Madison answers the charge that the House of Representatives will consist of people who “will have least sympathy with the mass of the people; and be most likely to aim at an ambitious sacrifice of the many, to the aggrandizement of the few.” Madison points out that the electors of the representatives will not be confined to certain segments of the population, but will consist of “the great body of the people of the United States.”
Madison then outlines several reasons for why the representatives will remain faithful to the interests of the American people. He argues that a sense of duty, gratitude, interest, and ambition will ensure that the representatives serve the people well. In particular, he notes that the representatives owe their distinguished position to the people and, especially due to the frequency of elections, will be motivated to retain their support. If they want to stay in power, the representatives must behave properly in the eyes of the people.
Madison seeks to address popular fears of oligarchy, or rule by a few. Americans, forever jealous of their liberty and suspicious of government, needed to be assured that this new, powerful national government would not use its authority to violate the interests of the people.
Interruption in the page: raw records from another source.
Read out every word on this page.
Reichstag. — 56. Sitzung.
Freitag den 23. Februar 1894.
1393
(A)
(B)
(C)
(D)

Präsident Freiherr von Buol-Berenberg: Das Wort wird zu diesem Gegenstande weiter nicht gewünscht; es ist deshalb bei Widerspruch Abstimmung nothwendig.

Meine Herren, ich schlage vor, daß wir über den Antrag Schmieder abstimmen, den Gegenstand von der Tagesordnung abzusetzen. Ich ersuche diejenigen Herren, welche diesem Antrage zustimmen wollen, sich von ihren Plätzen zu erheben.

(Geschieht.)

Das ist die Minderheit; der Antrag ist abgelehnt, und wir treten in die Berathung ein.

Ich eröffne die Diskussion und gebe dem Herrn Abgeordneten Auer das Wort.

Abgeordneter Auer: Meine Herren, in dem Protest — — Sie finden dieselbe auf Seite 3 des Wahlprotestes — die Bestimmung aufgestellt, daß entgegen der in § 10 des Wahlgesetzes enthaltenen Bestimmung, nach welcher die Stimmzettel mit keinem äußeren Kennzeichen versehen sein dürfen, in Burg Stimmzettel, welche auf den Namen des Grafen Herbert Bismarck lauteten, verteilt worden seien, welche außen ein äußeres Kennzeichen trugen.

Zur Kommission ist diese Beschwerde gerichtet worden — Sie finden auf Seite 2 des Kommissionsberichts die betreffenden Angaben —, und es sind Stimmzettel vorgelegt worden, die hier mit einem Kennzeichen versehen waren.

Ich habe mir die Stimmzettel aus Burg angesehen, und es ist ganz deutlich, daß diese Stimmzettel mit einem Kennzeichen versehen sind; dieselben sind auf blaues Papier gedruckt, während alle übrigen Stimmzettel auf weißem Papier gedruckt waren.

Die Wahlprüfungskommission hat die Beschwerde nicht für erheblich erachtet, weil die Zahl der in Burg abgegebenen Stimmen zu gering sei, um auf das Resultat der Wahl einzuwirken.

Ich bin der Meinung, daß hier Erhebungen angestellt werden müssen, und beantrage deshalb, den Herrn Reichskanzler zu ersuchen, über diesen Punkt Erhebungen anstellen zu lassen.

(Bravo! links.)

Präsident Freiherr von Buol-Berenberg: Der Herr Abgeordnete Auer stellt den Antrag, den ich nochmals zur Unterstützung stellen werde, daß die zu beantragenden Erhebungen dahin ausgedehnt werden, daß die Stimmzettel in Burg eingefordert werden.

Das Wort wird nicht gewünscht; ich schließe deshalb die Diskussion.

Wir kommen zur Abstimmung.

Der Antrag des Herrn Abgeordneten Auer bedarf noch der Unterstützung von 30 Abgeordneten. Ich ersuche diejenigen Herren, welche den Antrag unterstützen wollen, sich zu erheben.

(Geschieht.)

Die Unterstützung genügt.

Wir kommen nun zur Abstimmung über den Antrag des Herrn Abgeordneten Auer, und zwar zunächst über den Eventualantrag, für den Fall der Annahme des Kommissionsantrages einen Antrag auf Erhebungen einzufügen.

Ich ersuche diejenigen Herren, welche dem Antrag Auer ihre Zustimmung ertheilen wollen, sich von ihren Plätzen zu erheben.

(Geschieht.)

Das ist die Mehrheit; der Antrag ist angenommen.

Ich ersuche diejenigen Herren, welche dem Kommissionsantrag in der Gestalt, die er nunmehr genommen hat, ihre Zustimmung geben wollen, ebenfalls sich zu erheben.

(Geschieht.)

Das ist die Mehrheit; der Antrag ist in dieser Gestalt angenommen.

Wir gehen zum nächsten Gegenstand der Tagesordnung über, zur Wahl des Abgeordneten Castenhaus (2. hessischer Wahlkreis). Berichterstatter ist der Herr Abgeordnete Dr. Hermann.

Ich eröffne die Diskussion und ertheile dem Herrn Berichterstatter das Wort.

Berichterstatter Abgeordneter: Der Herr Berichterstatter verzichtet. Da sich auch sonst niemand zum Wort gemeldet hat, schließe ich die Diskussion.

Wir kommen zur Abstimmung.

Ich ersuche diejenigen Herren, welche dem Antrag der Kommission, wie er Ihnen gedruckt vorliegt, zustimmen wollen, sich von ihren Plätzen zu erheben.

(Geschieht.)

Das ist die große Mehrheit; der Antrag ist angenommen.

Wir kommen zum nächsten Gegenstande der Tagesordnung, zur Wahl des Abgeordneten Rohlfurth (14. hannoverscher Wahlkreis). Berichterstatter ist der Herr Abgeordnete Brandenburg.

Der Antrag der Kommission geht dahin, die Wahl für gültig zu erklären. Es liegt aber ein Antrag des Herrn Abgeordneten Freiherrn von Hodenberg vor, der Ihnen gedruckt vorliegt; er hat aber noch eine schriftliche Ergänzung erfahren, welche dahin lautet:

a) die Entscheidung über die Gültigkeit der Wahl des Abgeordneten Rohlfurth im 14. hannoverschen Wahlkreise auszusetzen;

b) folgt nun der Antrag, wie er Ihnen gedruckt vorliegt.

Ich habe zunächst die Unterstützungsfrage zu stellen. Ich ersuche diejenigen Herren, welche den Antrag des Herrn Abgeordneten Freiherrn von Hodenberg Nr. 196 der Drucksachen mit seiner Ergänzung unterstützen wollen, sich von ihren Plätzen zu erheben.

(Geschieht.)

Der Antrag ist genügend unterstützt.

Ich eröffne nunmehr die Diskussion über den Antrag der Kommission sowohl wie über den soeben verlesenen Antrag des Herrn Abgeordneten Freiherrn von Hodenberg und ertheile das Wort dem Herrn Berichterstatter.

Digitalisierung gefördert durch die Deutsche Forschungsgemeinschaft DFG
Madison employs two distinct strategies in seeking to allay these suspicious. First, he takes a very logical approach, backed up by examples from both the English system of government and the state governments, to show that the government outlined in the proposed constitution contains sufficient safeguards to protect against a tyrannical legislature.
However, he also appeals to the American “spirit,” which he describes as “vigilant and manly…a spirit which nourishes freedom.” This is the ultimate safeguard against encroachments on liberty by the government. Animated by this spirit, the American people would never tolerate attempts by the legislature to advance the interests of a few over those of the many.